Kreis sieht Betreuung von Langzeitarbeitslosen in Gefahr

Unsichere Zukunft

Darmstadt-Dieburg -

(ale) Die Mitarbeiter der Kreisagentur für Beschäftigung (KfB) blicken in eine ungewisse Zukunft: „Weil bei den mit der Vermittlung von Langzeitarbeitslosen befassten Jobcentern und Optionskommunen wegen der zögerlichen Haltung der Bundesregierung nach wie vor eine ungeklärte Rechtslage besteht und die Auflagen der Finanzaufsicht zu berücksichtigen sind, müssen die rund 90 bisher mit befristeten Arbeitsverträgen ausgestatteten Mitarbeiter der Kreisagentur für Beschäftigung des Landkreises Darmstadt-Dieburg vorerst auf dauerhafte Verträge verzichten“, kritisiert der Kreis in einer Pressemitteilung.

Zwar hatte der Kreisausschuss bereits im März beschlossen, den betroffenen Angestellten unbefristete Verträge zu geben, doch diese Entscheidung sei auf Grund mangelnder Reformlust der Regierungskoalition in Berlin und wegen der ungeklärten Rechtssituation nicht zu halten. Bundesarbeitsminister Olaf Scholz hatte bereits im vergangenen Jahr zugesichert, die Optionen verlängern. „Klar ist, dass die bestehenden 69 Optionskommunen unbefristet weiterarbeiten können, wenn sie das wünschen“, hatte der Minister dem Landrat geschrieben. Doch mittlerweile kommen aus Berlin deutliche Signale, dass es vor der Bundestagswahl im September Jahres keine Reform zur Betreuung von Langzeitarbeitslosen geben soll.
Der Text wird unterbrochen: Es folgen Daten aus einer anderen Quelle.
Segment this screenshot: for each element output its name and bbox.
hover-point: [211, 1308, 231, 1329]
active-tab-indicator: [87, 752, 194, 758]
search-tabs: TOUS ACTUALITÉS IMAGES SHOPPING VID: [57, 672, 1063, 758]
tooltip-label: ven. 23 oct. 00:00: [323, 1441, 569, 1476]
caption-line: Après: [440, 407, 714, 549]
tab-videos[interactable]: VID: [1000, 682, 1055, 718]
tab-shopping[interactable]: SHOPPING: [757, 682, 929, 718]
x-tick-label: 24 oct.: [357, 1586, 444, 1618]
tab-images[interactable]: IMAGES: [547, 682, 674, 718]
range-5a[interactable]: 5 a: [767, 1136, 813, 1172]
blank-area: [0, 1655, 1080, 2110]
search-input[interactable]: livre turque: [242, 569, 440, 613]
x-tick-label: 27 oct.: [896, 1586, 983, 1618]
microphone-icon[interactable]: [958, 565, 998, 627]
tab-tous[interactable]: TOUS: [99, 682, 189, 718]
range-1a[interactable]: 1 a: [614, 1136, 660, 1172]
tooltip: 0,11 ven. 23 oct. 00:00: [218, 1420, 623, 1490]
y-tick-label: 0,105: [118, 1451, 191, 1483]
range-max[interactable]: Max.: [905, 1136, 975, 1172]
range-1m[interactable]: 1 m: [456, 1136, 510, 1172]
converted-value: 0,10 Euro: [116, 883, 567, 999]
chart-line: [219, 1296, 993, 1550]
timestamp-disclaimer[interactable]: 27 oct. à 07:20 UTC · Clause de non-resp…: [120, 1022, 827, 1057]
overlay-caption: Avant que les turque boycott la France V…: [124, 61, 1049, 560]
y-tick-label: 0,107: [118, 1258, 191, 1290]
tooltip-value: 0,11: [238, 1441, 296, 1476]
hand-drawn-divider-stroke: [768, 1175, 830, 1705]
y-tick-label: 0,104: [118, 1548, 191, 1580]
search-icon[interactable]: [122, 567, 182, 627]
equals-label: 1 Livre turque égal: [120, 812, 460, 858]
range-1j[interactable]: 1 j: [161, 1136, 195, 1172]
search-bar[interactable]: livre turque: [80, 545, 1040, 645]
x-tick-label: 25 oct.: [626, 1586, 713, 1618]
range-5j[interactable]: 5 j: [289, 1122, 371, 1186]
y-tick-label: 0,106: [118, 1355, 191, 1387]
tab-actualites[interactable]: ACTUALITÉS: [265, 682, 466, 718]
Erster Kreisbeigeordneter Klaus Peter Schellhaas, zuständiger Dezernent für die KfB, informierte die betroffenen Mitarbeiter über die enttäuschende Situation. Die Entwicklung sei bedauerlich, doch die Kreisregierung müsse auf die Gesamtsituation reagieren. „Und die lässt im Augenblick keine andere Entscheidung zu“, stellt Schellhaas klar.

Landrat Jakoubek sieht durch die „personelle Hängepartie“ die Aufgabenerfüllung bei der Betreuung von Langzeitarbeitslosen gefährdet. Die bisherige Regelung mit den befristeten Arbeitsverträgen sorge für eine erhebliche Personalfluktuation. Dabei sei es schwierig, qualifiziertes Personal zu bekommen, weil derzeit wenig Perspektiven bestünden. Umso höher sei die Arbeit der Belegschaft der KfB einzuschätzen, meint Landrat Alfred Jakoubek.